Despite all these hazards Trump will nevertheless most likely receive a warm welcome from Arab and Israeli leaders, who almost always project their deepest hopes onto each new American president. In Trump many leaders in the region will find a kindred spirit in his hostility toward Iran, political Islam, and lectures on human rights.

His reception in Europe however might be an altogether different affair. Writing in the online magazine Politico, its chief international affairs columnist, Susan B. Glasser, highlighted how comments like “chaos” “circus” and “laughingstock” are now commonplace among senior European officials in response to the recent White House meltdown.

Such anecdotes says Glasser have shaped how Europe’s leaders are preparing for Trump’s visit that has already been downgraded to a meeting from a summit.

Apparently leaders have been told to hold normally longer remarks to just two to four minutes to keep Trump’s attention. The president himself

is set to officially open a memorial to the victims of the 9/11 attacks at Nato’’s new headquarters of which wreckage from the World Trade Centre is part.

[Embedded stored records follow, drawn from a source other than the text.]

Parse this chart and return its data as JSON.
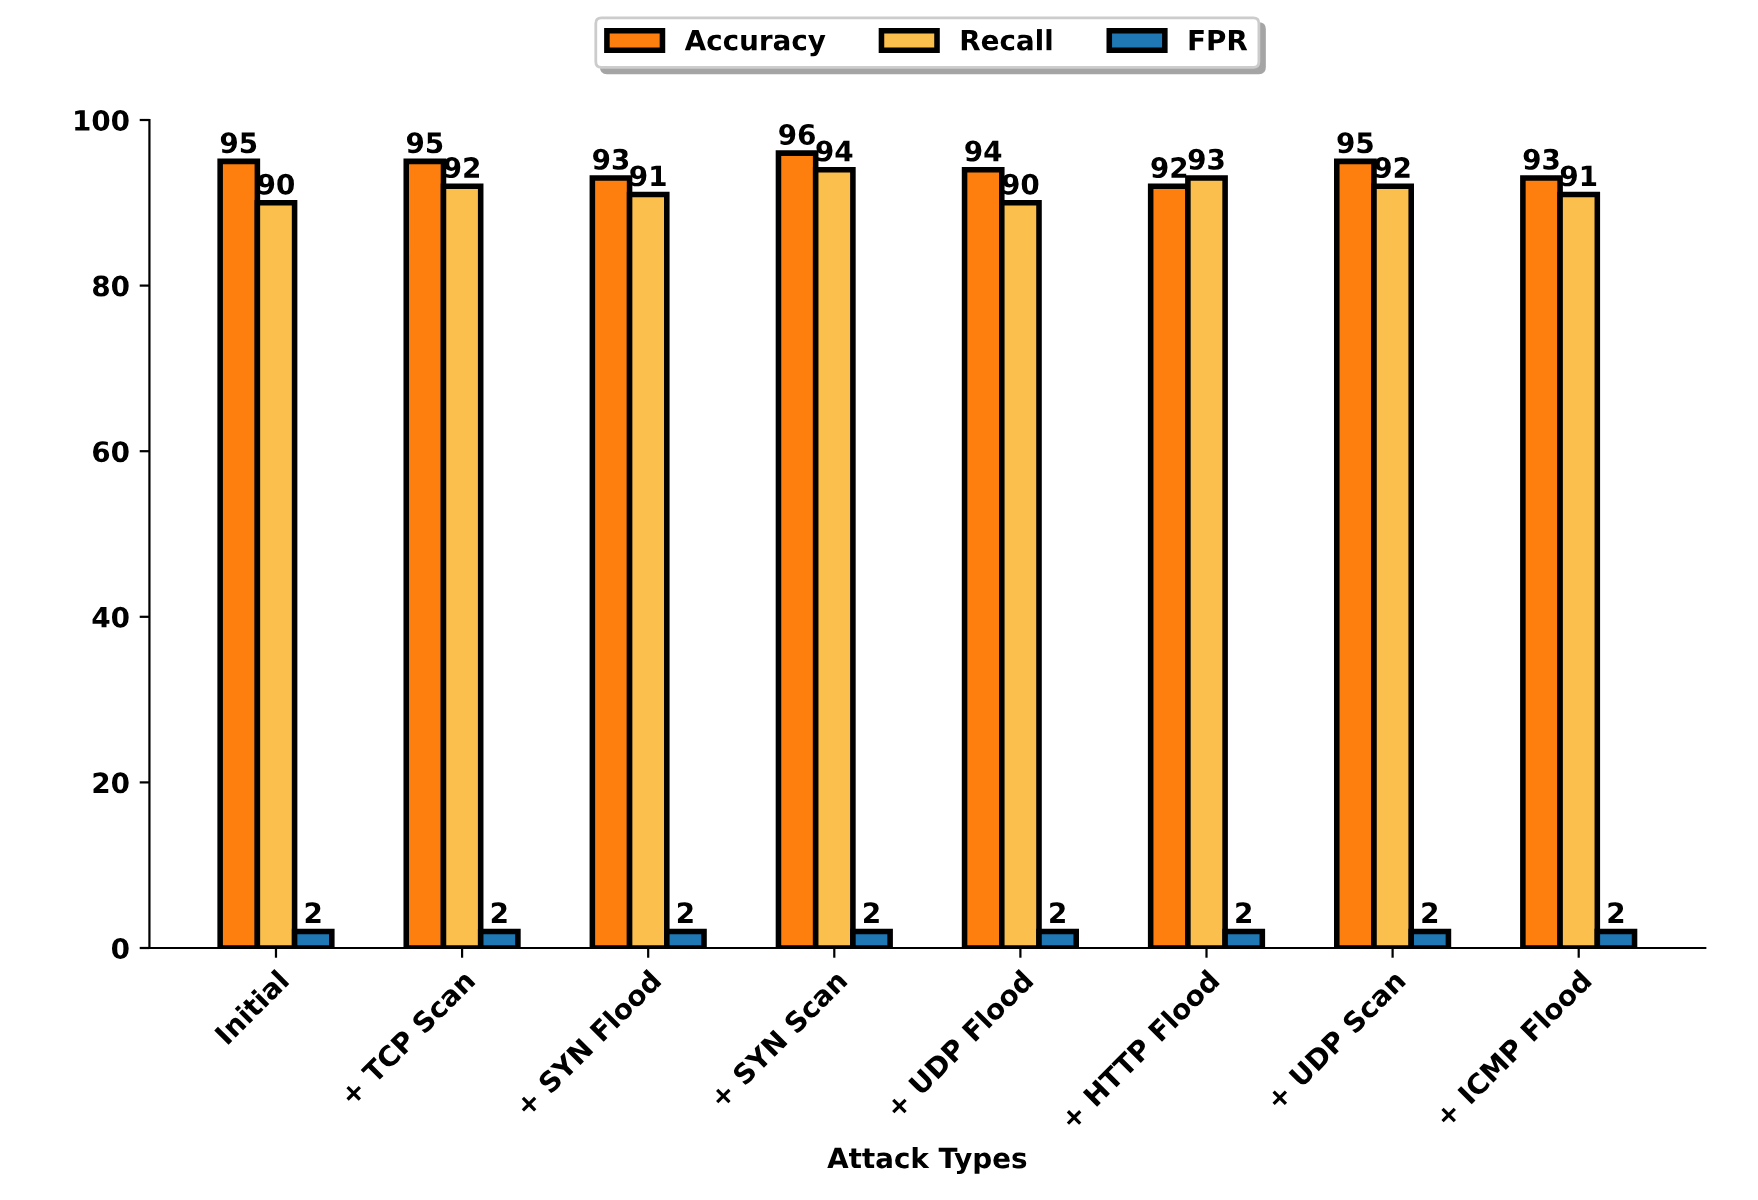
{
  "chart_data": {
    "type": "bar",
    "xlabel": "Attack Types",
    "categories": [
      "Initial",
      "+ TCP Scan",
      "+ SYN Flood",
      "+ SYN Scan",
      "+ UDP Flood",
      "+ HTTP Flood",
      "+ UDP Scan",
      "+ ICMP Flood"
    ],
    "series": [
      {
        "name": "Accuracy",
        "color": "#ff7f0e",
        "values": [
          95,
          95,
          93,
          96,
          94,
          92,
          95,
          93
        ]
      },
      {
        "name": "Recall",
        "color": "#fbbf4d",
        "values": [
          90,
          92,
          91,
          94,
          90,
          93,
          92,
          91
        ]
      },
      {
        "name": "FPR",
        "color": "#1f77b4",
        "values": [
          2,
          2,
          2,
          2,
          2,
          2,
          2,
          2
        ]
      }
    ],
    "ylim": [
      0,
      100
    ],
    "yticks": [
      0,
      20,
      40,
      60,
      80,
      100
    ],
    "data_labels": true,
    "legend": "top",
    "grid": false
  }
}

“A Trump photo-op with a chunk of the World Trade Centre has been choreographed in hopes of convincing the president who called Nato “obsolete” to reaffirm the basic principles of an organisation committed to the mutual security of its members,” says Glasser.

At the memorial opening, like every other event in Trump’s “big foreign trip” itinerary, few are holding their breath over whether he will say or do the right thing.